La extravagancia (vagar fuera de los caminos ordinarios) de ser judío de nacimiento, católico por bautismo y arzobispo de París hizo que las televisiones lo llevasen a sus escenarios. Recuerdo su magnífica intervención en un programa estelar de televisión «Chez Fréderic Mitterrand» en los años ochenta. Juan Pablo II contó mucho con él, pero sus hermanos del Episcopado francés nunca le eligieron presidente de su Conferencia Episcopal. Avi Pazner -que fue embajador de Israel en el romano Quirinale y que llevó en parte el peso de las negociaciones, muy complicadas, que culminaron con el establecimiento de relaciones diplomáticas entre el Vaticano e Israel- ni siquiera menciona a Lustiger en su libro «Los secretos de un diplomático» (2005). Las acusaciones de pasividad en el último conclave contra el cardenal judío fueron muy injustas, pues ya en ese tiempo estaba gravemente enfermo e invadido por el mal físico.

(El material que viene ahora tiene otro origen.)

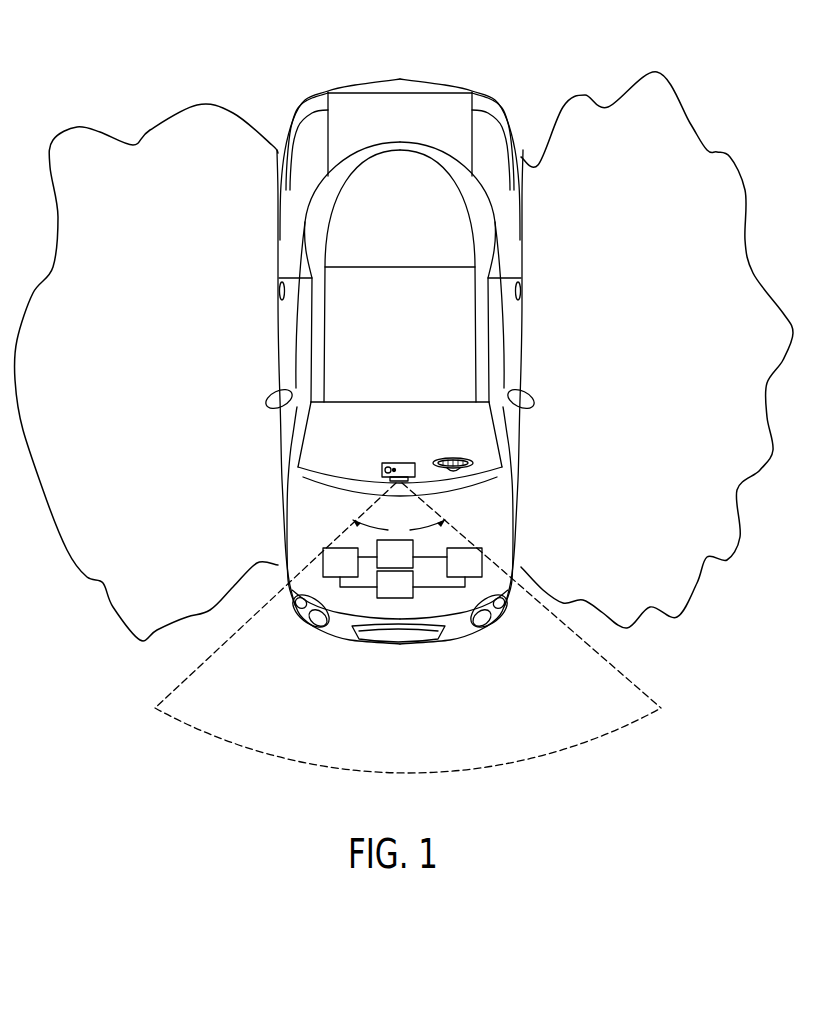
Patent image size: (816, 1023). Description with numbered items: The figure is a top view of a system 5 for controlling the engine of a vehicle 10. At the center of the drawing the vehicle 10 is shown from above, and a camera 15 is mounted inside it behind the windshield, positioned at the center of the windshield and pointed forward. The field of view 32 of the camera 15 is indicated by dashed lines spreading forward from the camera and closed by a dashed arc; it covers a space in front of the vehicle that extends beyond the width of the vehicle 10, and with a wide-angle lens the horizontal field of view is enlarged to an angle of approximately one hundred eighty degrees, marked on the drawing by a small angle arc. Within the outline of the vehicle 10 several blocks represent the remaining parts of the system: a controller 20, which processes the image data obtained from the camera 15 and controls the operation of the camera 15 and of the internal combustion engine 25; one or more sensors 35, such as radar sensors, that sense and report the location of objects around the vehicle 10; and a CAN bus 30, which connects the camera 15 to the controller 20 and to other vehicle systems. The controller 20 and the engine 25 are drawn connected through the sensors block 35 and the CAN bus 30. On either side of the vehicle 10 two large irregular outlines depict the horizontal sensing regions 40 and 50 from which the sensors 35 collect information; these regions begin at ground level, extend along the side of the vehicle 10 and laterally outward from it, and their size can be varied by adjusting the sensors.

The system 5 is at (150, 82).
The vehicle 10 is at (302, 508).
The camera 15 is at (407, 463).
The controller 20 is at (349, 571).
The internal combustion engine 25 is at (473, 571).
The CAN bus 30 is at (404, 593).
The field of view 32 is at (317, 768).
The sensors 35 is at (404, 563).
The horizontal sensing region 40 is at (609, 288).
The horizontal sensing region 50 is at (205, 329).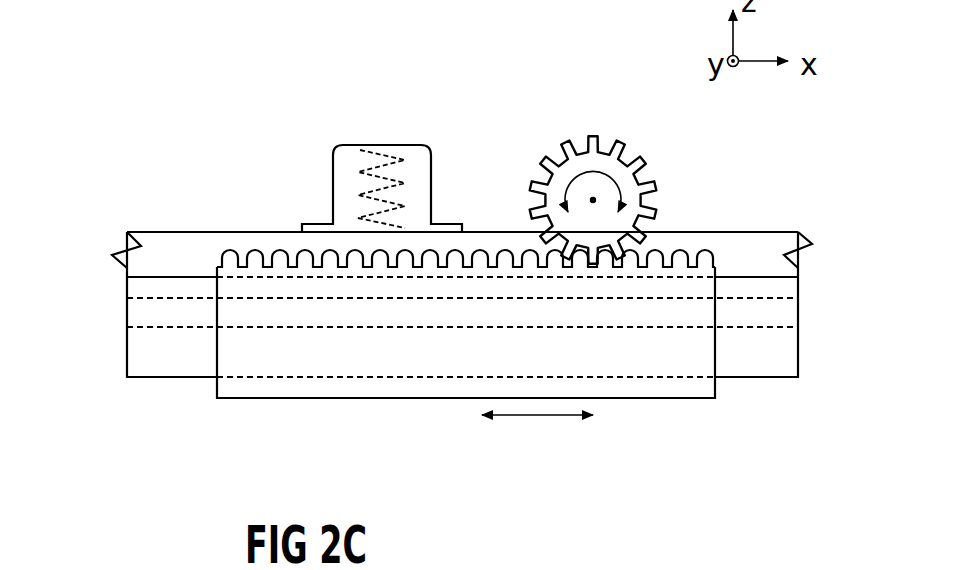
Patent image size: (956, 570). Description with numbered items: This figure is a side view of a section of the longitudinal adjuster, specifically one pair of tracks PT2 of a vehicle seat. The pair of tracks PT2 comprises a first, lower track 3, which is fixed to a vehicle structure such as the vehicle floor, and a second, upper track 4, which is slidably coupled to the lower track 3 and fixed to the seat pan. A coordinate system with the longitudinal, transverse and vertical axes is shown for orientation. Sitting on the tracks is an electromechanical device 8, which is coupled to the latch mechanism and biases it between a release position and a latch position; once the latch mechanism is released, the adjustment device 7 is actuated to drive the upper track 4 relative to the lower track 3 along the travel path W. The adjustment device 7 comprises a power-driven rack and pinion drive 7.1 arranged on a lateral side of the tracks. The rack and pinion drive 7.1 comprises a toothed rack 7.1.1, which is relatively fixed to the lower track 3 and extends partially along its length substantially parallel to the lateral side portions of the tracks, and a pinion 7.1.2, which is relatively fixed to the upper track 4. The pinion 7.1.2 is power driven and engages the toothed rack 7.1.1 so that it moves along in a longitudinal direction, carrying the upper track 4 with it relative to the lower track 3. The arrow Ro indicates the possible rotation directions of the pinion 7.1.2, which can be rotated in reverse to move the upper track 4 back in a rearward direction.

The pair of tracks PT2 is at (190, 188).
The lower track 3 is at (138, 358).
The upper track 4 is at (137, 263).
The adjustment device 7 is at (563, 125).
The rack and pinion drive 7.1 is at (670, 210).
The toothed rack 7.1.1 is at (682, 390).
The pinion 7.1.2 is at (613, 152).
The electromechanical device 8 is at (351, 140).
The rotation directions of the pinion Ro is at (566, 188).
The travel path W is at (537, 439).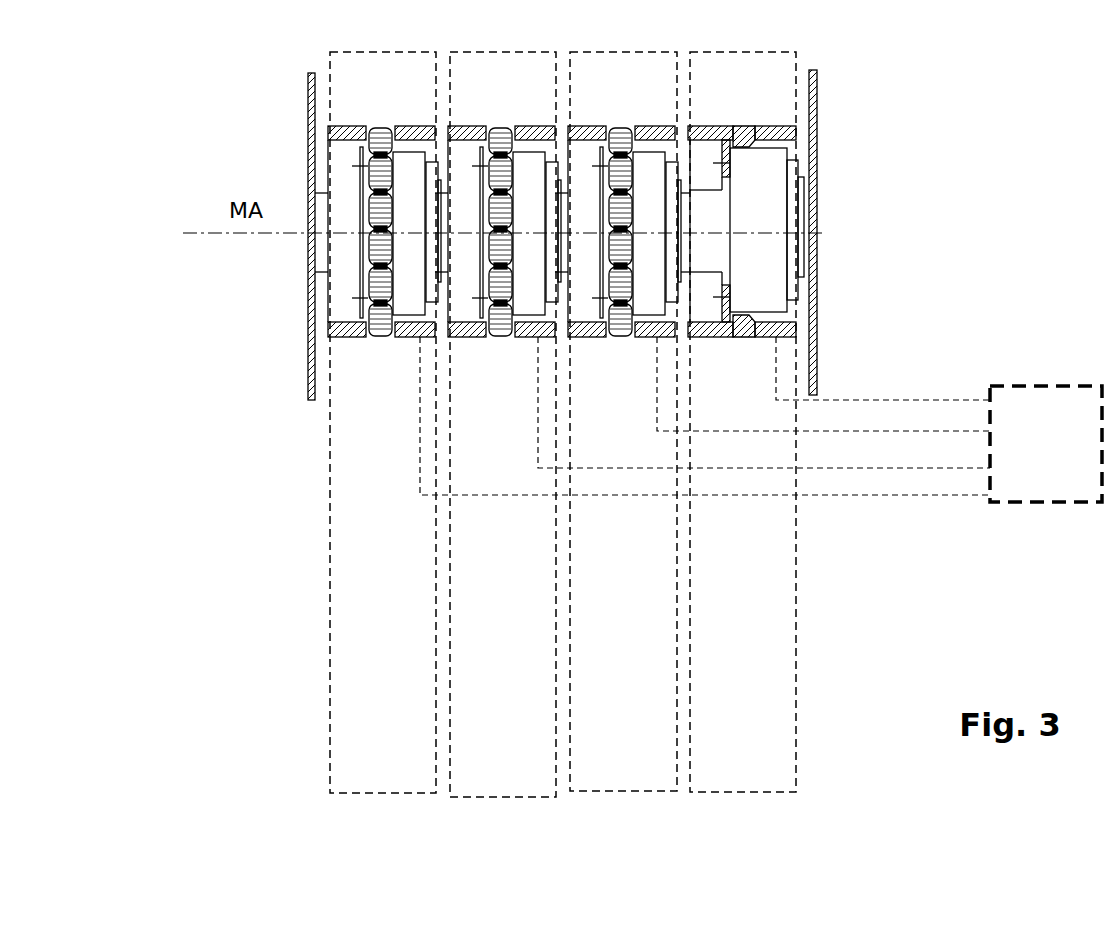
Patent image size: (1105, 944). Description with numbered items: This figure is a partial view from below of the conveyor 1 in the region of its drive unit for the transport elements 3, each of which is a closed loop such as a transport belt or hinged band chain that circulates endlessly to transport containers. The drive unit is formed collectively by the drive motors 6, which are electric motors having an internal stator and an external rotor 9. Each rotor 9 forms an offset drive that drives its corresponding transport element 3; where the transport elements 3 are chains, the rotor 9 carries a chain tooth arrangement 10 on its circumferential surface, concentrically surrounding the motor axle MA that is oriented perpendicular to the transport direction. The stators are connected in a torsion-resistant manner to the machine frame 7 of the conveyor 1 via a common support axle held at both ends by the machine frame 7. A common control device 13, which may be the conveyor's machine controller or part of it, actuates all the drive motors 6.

The conveyor 1 is at (238, 152).
The transport element 3 is at (368, 330).
The drive motor 6 is at (328, 297).
The machine frame 7 is at (304, 326).
The external rotor 9 is at (775, 258).
The chain tooth arrangement 10 is at (625, 137).
The common control device 13 is at (1033, 456).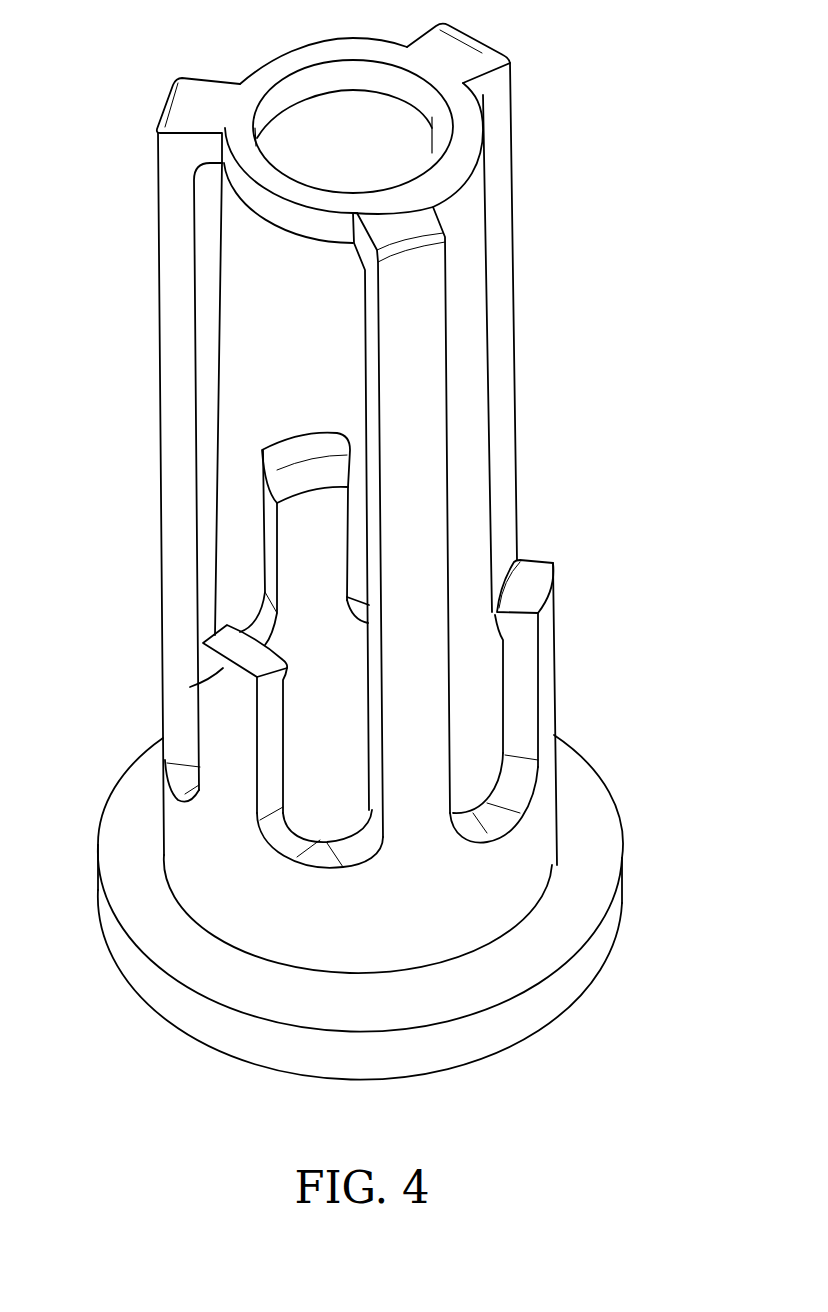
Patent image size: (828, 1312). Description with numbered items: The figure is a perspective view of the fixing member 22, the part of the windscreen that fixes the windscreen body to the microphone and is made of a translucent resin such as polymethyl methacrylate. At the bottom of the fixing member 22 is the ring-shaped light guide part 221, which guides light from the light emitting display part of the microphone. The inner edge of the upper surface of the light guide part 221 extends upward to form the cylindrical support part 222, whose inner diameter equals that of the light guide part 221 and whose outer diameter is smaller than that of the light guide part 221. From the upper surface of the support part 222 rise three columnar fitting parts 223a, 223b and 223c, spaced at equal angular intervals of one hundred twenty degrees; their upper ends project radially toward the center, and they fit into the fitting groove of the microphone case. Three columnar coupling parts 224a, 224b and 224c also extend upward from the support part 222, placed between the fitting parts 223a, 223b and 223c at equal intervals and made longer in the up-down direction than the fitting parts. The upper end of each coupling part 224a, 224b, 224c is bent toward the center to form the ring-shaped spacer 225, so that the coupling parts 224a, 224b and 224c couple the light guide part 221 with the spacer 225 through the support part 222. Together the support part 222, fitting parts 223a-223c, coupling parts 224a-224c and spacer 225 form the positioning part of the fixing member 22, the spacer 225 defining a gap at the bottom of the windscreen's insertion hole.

The fixing member 22 is at (372, 548).
The light guide part 221 is at (580, 971).
The support part 222 is at (501, 869).
The fitting part 223a is at (558, 612).
The fitting part 223b is at (203, 708).
The fitting part 223c is at (307, 433).
The coupling part 224a is at (367, 343).
The coupling part 224b is at (160, 315).
The coupling part 224c is at (512, 215).
The spacer 225 is at (287, 51).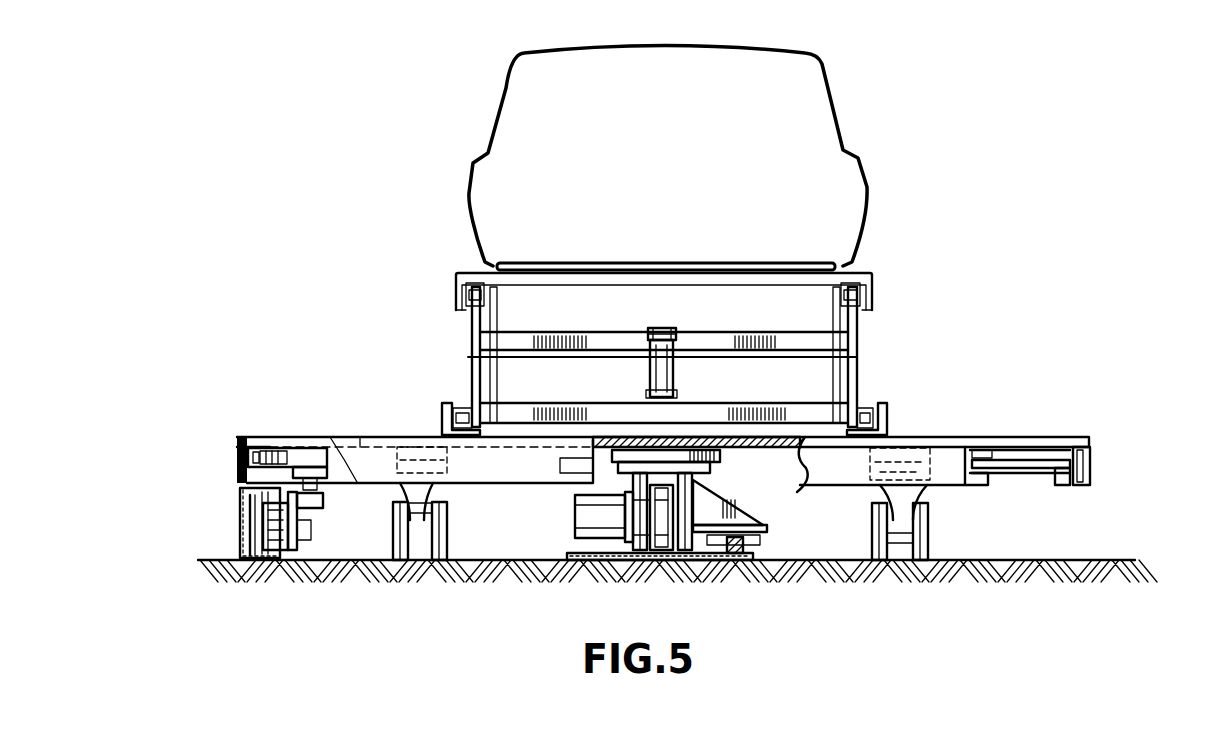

Muchos problemas tiene la Iglesia con el judaísmo. No olvida el judaísmo lo que la Iglesia le hizo padecer en la Antigüedad y en el resto de edades. Por eso tanto desconfían y están tan susceptibles. Lo último fue la protesta del Congreso Hebraico Europeo el 8 de agosto pasado por la audiencia del papa Benedicto XVI al director polaco de Radio Maryja, al que se atribuyen propósitos antisemitas. Lo penúltimo fue la declaración del Papa durante su estancia el año pasado en el que fue campo de concentración de Auschwitz: «¿Dónde estaba Dios en esos días? ¿por qué permaneció callado?». Le interpelaron los judíos preguntando: «¿Por qué en vez de preguntarse por el silencio de Dios no se preguntó por el silencio de su predecesor Pío XII?».

Y es que es resulta temerario que un Papa se pregunte por el silencio de Dios, pues se le puede recordar a San Agustín. Al principio de su «Ciudad de Dios», San Agustín también se interrogaba por qué los dioses paganos de Roma se callaron con ocasión de la invasión de los bárbaros. El santo se respondía a sí mismo que permanecieron en silencio porque no existían y prometía que Cristo, que sí existía, nunca callaría...

Es también de mucho problema que el judaísmo, que es religión y mucho más -más que hablar de judaísmo se debería hablar de judaísmos- niegue la condición de Mesías a Cristo y su filiación divina. No estamos, pues, ante simples disputas de cristianos ortodoxos ni protestantes. El «hueso» es muy duro de roer, por mucho que se le pinte como comestible. Eso la Iglesia católica lo entendió siempre, lo que explica mucha historia e historias negras.

Los judíos, que destacan en todo, inventaron el humor cargado de melancolía. El año pasado se publicó un libro de Víctor Malka titulado «Palabras de espíritu de humor judío» (Ediciones Du Senil). Rizando todos los rizos, tiene un capítulo, el cuarto, dedicado a la vida religiosa. Allí está la frase del judío Heine que encabeza este artículo y que sirve para destacar el extraño periplo del cardenal Lustiger. Allí también está lo siguiente, que es prueba de la guerra entre judaísmo y cristianismo: a Larry King, gran entrevistador de la CNN, le pidieron que dijera qué pregunta haría si pudiera sentar en su programa a Dios. A lo que King contestó: «¿Tenéis un hijo?».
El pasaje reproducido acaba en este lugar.